Cystoforce®, Tropfen

 

 

Pflanzliches Arzneimittel

Zusammensetzung

Wirkstoffe: Tinkturen aus frischen Bärentraubenblättern und -Triebspitzen (Droge-Extraktionsmittel-Verhältnis 1 : 4, Auszugsmittel Ethanol 51% (V/V)) und dem frischen blühenden Kraut von Rotem Sonnenhut (Droge-Extraktionsmittel-Verhältnis 1:12, Auszugsmittel Ethanol 65% (V/V)).

Hilfsstoffe: Ethanolum, Aqua purificata

Alkoholgehalt: Cystoforce enthält 50 - 58 Vol. % Alkohol.  

 

Galenische Form und Wirkstoffmenge pro Einheit

1 ml Cystoforce enthält 715 mg Tinktur aus frischen Bärentraubenblättern und -Triebspitzen und 240 mg Tinktur aus frischem, blühendem Kraut von Rotem Sonnenhut.

 

Indikationen/Anwendungsmöglichkeiten

Cystoforce wird traditionsgemäss von Frauen verwendet zur Behandlung der Symptome bei wiederkehrenden Infekten der ableitenden Harnwege (Blasenentzündung), wie Schmerzen und Reizungen, brennendes Gefühl beim Wasserlassen und/ oder häufiges Wasserlassen.

 

Dosierung/Anwendung

Weibliche Erwachsene:

2 – 5 mal täglich 15 Tropfen in ca. 1-2 dl Wasser einnehmen.

Schwangere, Kinder und Jugendliche unter 18 Jahren sowie männliche Erwachsene sollen das Präparat nicht anwenden (siehe auch unter Kontraindikation und Schwangerschaft/Stillzeit).

Das Präparat sollte nicht länger als 7 Tage ohne Unterbrechung eingenommen werden (siehe auch unter Warnhinweise/Vorsichtsmassnahmen).

 

Kontraindikationen

Überempfindlichkeit gegenüber den Wirkstoffen oder allgemein auf Korbblütler (Compositen, wie z.B. Arnika, Schafgarbe etc.) oder einem der Hilfsstoffe gemäss Zusammensetzung.

Bei Nierenerkrankungen darf Cystoforce nicht eingenommen werden.
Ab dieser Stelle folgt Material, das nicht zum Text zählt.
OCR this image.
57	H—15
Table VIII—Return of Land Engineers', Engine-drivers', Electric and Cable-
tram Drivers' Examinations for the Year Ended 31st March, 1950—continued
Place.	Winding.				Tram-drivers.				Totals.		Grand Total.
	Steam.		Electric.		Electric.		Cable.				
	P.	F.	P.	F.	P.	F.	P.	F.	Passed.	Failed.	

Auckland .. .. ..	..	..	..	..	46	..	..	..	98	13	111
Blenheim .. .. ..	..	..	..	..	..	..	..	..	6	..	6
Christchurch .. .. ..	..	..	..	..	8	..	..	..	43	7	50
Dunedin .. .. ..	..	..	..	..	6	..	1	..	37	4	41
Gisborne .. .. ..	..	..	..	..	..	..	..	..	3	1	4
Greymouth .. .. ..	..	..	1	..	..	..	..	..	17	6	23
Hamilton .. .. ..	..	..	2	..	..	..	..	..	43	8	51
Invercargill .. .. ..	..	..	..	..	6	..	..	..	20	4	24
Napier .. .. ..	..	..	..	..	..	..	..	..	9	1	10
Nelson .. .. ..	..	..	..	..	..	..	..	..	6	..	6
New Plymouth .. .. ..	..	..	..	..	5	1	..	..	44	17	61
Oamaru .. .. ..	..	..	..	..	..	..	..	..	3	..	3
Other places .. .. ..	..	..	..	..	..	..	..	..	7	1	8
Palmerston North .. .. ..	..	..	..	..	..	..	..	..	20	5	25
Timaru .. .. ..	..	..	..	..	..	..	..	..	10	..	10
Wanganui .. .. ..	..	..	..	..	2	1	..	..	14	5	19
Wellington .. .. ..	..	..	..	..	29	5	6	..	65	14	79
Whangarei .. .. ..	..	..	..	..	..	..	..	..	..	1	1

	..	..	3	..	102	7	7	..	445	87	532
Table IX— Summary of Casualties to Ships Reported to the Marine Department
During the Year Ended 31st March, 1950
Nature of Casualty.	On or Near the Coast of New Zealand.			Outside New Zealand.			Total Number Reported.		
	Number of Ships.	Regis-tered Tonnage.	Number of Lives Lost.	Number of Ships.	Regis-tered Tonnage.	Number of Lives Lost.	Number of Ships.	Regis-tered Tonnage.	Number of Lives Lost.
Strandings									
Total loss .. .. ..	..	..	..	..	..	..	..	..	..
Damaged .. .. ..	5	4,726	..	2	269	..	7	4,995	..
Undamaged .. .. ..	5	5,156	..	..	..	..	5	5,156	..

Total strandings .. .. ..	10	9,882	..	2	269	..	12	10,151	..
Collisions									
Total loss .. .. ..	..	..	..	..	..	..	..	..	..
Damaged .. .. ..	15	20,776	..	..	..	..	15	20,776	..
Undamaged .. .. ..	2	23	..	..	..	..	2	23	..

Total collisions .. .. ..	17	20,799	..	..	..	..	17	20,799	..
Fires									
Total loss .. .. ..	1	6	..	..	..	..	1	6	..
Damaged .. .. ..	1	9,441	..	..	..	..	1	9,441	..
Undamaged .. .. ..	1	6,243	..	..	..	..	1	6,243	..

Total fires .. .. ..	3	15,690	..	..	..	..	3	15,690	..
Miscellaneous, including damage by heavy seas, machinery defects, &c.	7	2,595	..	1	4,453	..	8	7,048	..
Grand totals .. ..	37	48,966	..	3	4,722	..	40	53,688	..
Harnwegsbeschwerden in der Schwangerschaft, bei Kindern und Jugendlichen unter 18 Jahren sowie bei männlichen Erwachsenen gelten grundsätzlich als kompliziert. Das Präparat darf deswegen in diesen Situationen nicht angewendet werden. (siehe auch unter Anwendung/Dosierung und Schwangerschaft/Stillzeit.).“

Aus grundsätzlichen Erwägungen sollten Cystoforce Tropfen wegen des Inhaltsstoffes Echinacea bei progressiven System- bzw. Autoimmun-Erkrankungen wie Leukosen, Kollagenosen oder Multipler Sklerose, bei Infektionskrankheiten wie Tuberkulose, AIDS bzw. HIV-Infektion sowie bei anderen Erkrankungen des Immunsystems nicht angewendet werden.

 

Warnhinweise und Vorsichtsmassnahmen

Präparate, die Echinacea enthalten, sollten nicht länger als 2 Monate ohne Unterbrechung eingenommen werden.

Präparate mit dem Wirkstoff Bärentraubenblätter sollten nicht länger als 7 Tage ohne Unterbrechung bzw. ohne ärztlichen Rat eingenommen werden.

In seltenen Fällen wurden bei Echinacea Zubereitungen Hypersensitivitätsreaktionen, zum Teil mit Kreislaufreaktionen beobachtet. Bei solchen Reaktionen ist die Behandlung sofort abzubrechen und ein Arzt bzw. eine Ärztin zu konsultieren.

Bei Menschen, die an einer atopischen Erkrankung leiden, besteht ein erhöhtes Risiko für anaphylaktische Reaktionen.

Falls die Symptome länger als 4 Tage anhalten oder sich während der Anwendung des Arzneimittels verschlimmern oder falls Fieber, Harnverhalten, Krämpfe, Blut im Urin oder Ödeme auftreten, soll ein Arzt bzw. eine Ärztin aufgesucht werden (siehe auch unter Anwendung/Dosierung).

Bei der Anwendung von Präparaten mit dem Wirkstoff Bärentraubenblätter kann der Urin grünlich-braun verfärbt werden.

 

Interaktionen

Es wurden keine systematischen Untersuchungen zu pharmakodynamischen und pharmakokinetischen Interaktionen durchgeführt.

 

Schwangerschaft, Stillzeit

Es wurden keine tierexperimentellen Untersuchungen bzgl. Reproduktionstoxizität mit dem Präparat durchgeführt. Jedoch zeigte Arbutin, ein Hauptbestandteil in Bärentraubenblättern, maternale und fetale Toxizität (siehe Präklinische Daten).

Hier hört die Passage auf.